Como parte de ese sistema de protección de las inversiones se tiene los mecanismos de solución de controversias, que con énfasis especial en el arbitraje, permiten que los inversores acudan a foros especializados —de los que el más recurrido es el del CIADI— para formular sus reclamaciones. Estos foros tienen entre otros mecanismos previstos, a la conciliación y al arbitraje como formas para resolver sus controversias. Lo cierto es que es el arbitraje el que se utiliza normalmente y el que ha tenido mayor eficacia en la solución de las controversias suscitadas en cuanto a inversiones extranjeras.
Como podrá apreciarse, desde esta perspectiva, la relación Inversor-Estado receptor ha sido planteada como una relación puramente “técnica”, toda vez que se le quita el contenido político de una relación que, normalmente, tiene subyacente la relación política entre países desarrollados y países en vías de desarrollo; esa sí, una relación asimétrica y compleja, como puede apreciarse, por ejemplo, en las medidas proteccionistas que los países desarrollados toman de manera recurrente, de forma discriminatoria para con los países en desarrollo (Stiglitz, 2010: 6). Por tanto, se aprecia a los inversores como una suerte de “acreedores” del Estado, cuando lo que correspondería es mirarlos más bien como una suerte de “socios”. Así, “(l)os inversores extranjeros no son acreedores de los países en los que invierten sino que se asemejan más a la figura de socio: la suerte del país debe tener algún impacto, positivo o negativo, en la renta final de la inversión”; en ese sentido, debe tenerse muy en cuenta que la inversión extranjera, “como institución con contenido contractual (al igual que cualquier otra, como compraventa, alquiler, concesión, etc.), no debe identificarse exclusivamente con la ganancia que percibe el inversor. Las reglas jurídicas deben tutelar y promover ese tercer género que resulta de las conductas de ambas partes: una inversión eficiente y sustentable, premisas para el desarrollo económico del país que la aloja”( BOHOSLAVSKY, Juan Pablo. Tratados de protección de las inversiones e implicaciones para la formulación de políticas públicas (especial referencia a los servicios de agua potable y saneamiento). CEPAL, 2010).

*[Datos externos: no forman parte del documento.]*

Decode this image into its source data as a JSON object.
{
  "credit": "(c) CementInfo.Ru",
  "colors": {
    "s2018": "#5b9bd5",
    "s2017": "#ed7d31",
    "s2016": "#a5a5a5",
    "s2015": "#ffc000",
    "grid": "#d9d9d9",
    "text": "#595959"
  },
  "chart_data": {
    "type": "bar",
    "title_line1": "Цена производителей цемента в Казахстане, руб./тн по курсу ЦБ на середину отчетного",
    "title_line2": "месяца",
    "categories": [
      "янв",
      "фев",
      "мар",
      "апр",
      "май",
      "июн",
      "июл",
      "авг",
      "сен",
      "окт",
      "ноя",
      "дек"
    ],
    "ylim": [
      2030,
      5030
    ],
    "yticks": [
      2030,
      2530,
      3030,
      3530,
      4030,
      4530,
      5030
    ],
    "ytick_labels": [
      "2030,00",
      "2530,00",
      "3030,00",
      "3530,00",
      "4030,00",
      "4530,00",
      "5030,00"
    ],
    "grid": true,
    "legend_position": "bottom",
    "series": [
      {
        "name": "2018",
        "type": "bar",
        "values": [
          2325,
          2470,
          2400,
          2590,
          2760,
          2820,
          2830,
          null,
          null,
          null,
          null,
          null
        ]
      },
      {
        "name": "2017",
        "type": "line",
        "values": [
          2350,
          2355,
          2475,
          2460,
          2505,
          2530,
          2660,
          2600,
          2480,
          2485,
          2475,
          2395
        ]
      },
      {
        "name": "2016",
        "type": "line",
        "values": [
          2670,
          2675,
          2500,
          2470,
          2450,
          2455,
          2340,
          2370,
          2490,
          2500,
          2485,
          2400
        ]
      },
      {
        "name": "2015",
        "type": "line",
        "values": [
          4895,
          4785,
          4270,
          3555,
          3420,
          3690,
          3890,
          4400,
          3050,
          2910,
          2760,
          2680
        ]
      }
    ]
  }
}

Existen también miradas más críticas de este fenómeno, como pueden ser aquellas que señalan que justamente el Derecho de las Inversiones, constituido por una “densa trama de convenios y tratados económicos y financieros —internacionales, regionales, subregionales y bilaterales—”, habrían llegado a suplantar “los instrumentos básicos del derecho internacional y regional de los derechos humanos, incluido el derecho a un medio ambiente sano y que han subordinado las Constituciones y las legislaciones nacionales destinadas a promover el desarrollo armónico nacional y los derechos humanos, políticos, económicos, sociales, culturales y ambientales” (TEITELBAUM, Alejandro. Los tratados internacionales, regionales, subregionales y bilaterales de libre comercio. Cuaderno crítico N° 7, 2010).